Et, posant le front sur les genoux de la jeune fille, il pleura.

Quelques jours plus tard, Louise reçut une réponse à la lettre que, dès son arrivée en Pologne, elle avait écrite à sa tante. Félicité se faisait d’amers reproches, se disait qu’elle aurait dû deviner, empêcher ce coup de tête déplorable.
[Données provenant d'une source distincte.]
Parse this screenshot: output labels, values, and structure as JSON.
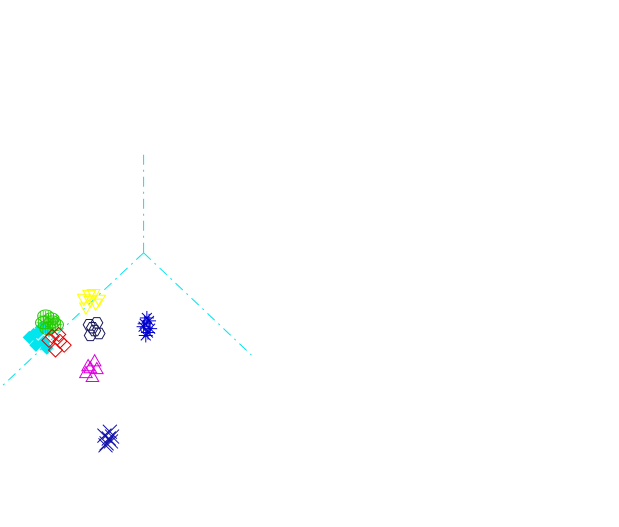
{
  "chart_data": {
    "type": "scatter",
    "title": "",
    "xlabel": "",
    "ylabel": "",
    "grid": false,
    "legend": "none",
    "xlim": [
      -13.2,
      43.7
    ],
    "ylim": [
      -28.2,
      26.0
    ],
    "axes": {
      "style": "dashed",
      "color": "#00e5ee",
      "origin": [
        0,
        0
      ],
      "rays": [
        {
          "name": "axis-up",
          "end": [
            0,
            10.5
          ]
        },
        {
          "name": "axis-lower-right",
          "end": [
            9.9,
            -10.5
          ]
        },
        {
          "name": "axis-lower-left",
          "end": [
            -13.1,
            -13.8
          ]
        }
      ]
    },
    "series": [
      {
        "marker": "diamond-filled",
        "color": "#00e5ee",
        "center": [
          -9.5,
          -8.7
        ],
        "points": [
          [
            -10.5,
            -8.7
          ],
          [
            -9.7,
            -8.2
          ],
          [
            -9.2,
            -9.2
          ],
          [
            -8.7,
            -8.0
          ],
          [
            -9.9,
            -9.5
          ],
          [
            -8.9,
            -9.8
          ],
          [
            -10.1,
            -8.4
          ],
          [
            -9.4,
            -7.7
          ]
        ]
      },
      {
        "marker": "ellipse-hatched",
        "color": "#22cc00",
        "center": [
          -8.8,
          -7.2
        ],
        "points": [
          [
            -9.2,
            -7.2
          ],
          [
            -8.5,
            -6.8
          ],
          [
            -8.8,
            -7.8
          ],
          [
            -8.1,
            -7.4
          ],
          [
            -9.0,
            -6.5
          ],
          [
            -8.4,
            -7.1
          ]
        ]
      },
      {
        "marker": "diamond",
        "color": "#e00000",
        "center": [
          -8.0,
          -9.2
        ],
        "points": [
          [
            -8.7,
            -9.0
          ],
          [
            -7.8,
            -8.4
          ],
          [
            -7.3,
            -9.5
          ],
          [
            -8.1,
            -10.0
          ],
          [
            -7.7,
            -9.1
          ],
          [
            -8.4,
            -8.6
          ]
        ]
      },
      {
        "marker": "triangle-down",
        "color": "#ffff00",
        "center": [
          -5.0,
          -5.0
        ],
        "points": [
          [
            -5.5,
            -4.7
          ],
          [
            -4.6,
            -4.2
          ],
          [
            -4.4,
            -5.2
          ],
          [
            -5.3,
            -5.6
          ],
          [
            -4.9,
            -4.9
          ],
          [
            -5.0,
            -4.3
          ],
          [
            -4.1,
            -4.8
          ]
        ]
      },
      {
        "marker": "hexagon",
        "color": "#1a1a5a",
        "center": [
          -4.6,
          -7.7
        ],
        "points": [
          [
            -5.0,
            -7.4
          ],
          [
            -4.3,
            -7.2
          ],
          [
            -4.5,
            -8.0
          ],
          [
            -4.9,
            -8.5
          ],
          [
            -4.1,
            -8.3
          ],
          [
            -4.7,
            -7.7
          ]
        ]
      },
      {
        "marker": "asterisk",
        "color": "#0000cc",
        "center": [
          0.3,
          -7.6
        ],
        "points": [
          [
            0.1,
            -7.3
          ],
          [
            0.5,
            -7.0
          ],
          [
            0.4,
            -8.2
          ],
          [
            0.0,
            -7.6
          ],
          [
            0.6,
            -7.8
          ],
          [
            0.2,
            -8.5
          ],
          [
            0.3,
            -6.7
          ]
        ]
      },
      {
        "marker": "triangle",
        "color": "#dd00dd",
        "center": [
          -4.8,
          -12.0
        ],
        "points": [
          [
            -5.1,
            -11.7
          ],
          [
            -4.5,
            -11.2
          ],
          [
            -4.3,
            -12.0
          ],
          [
            -5.3,
            -12.4
          ],
          [
            -4.7,
            -12.8
          ],
          [
            -4.9,
            -11.9
          ]
        ]
      },
      {
        "marker": "cross",
        "color": "#1010aa",
        "center": [
          -3.3,
          -19.2
        ],
        "points": [
          [
            -3.6,
            -18.8
          ],
          [
            -3.1,
            -18.4
          ],
          [
            -3.0,
            -19.4
          ],
          [
            -3.5,
            -19.8
          ],
          [
            -3.2,
            -19.1
          ],
          [
            -3.4,
            -19.6
          ],
          [
            -2.9,
            -18.9
          ]
        ]
      }
    ]
  }
}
Elle songeait avec angoisse à la façon dont M. Toussard accueillerait cette nouvelle folie. Et même elle demeurait insensible à tout ce qui aurait pu l’émouvoir ou la flatter. L’opulence du comte Kowieski la touchait bien moins que ne la désolait le scandale probable. Et, la chose n’étant pas ébruitée encore, elle suppliait sa nièce de rentrer à Paris.

Mais cette lettre, loin d’ébranler Louise, ne fit que raviver ses peines récentes. Elle n’était pas, comme sa tante, soucieuse de correction, et elle avait appris à ses dépens ce qu’il entre de frivolité cruelle dans ce qu’on appelle l’opinion…

Une après-midi, à sa leçon d’équitation, le piqueur lui dit qu’il la trouvait si bien en selle qu’il ne verrait aucun danger à ce qu’elle s’en allât en promenade.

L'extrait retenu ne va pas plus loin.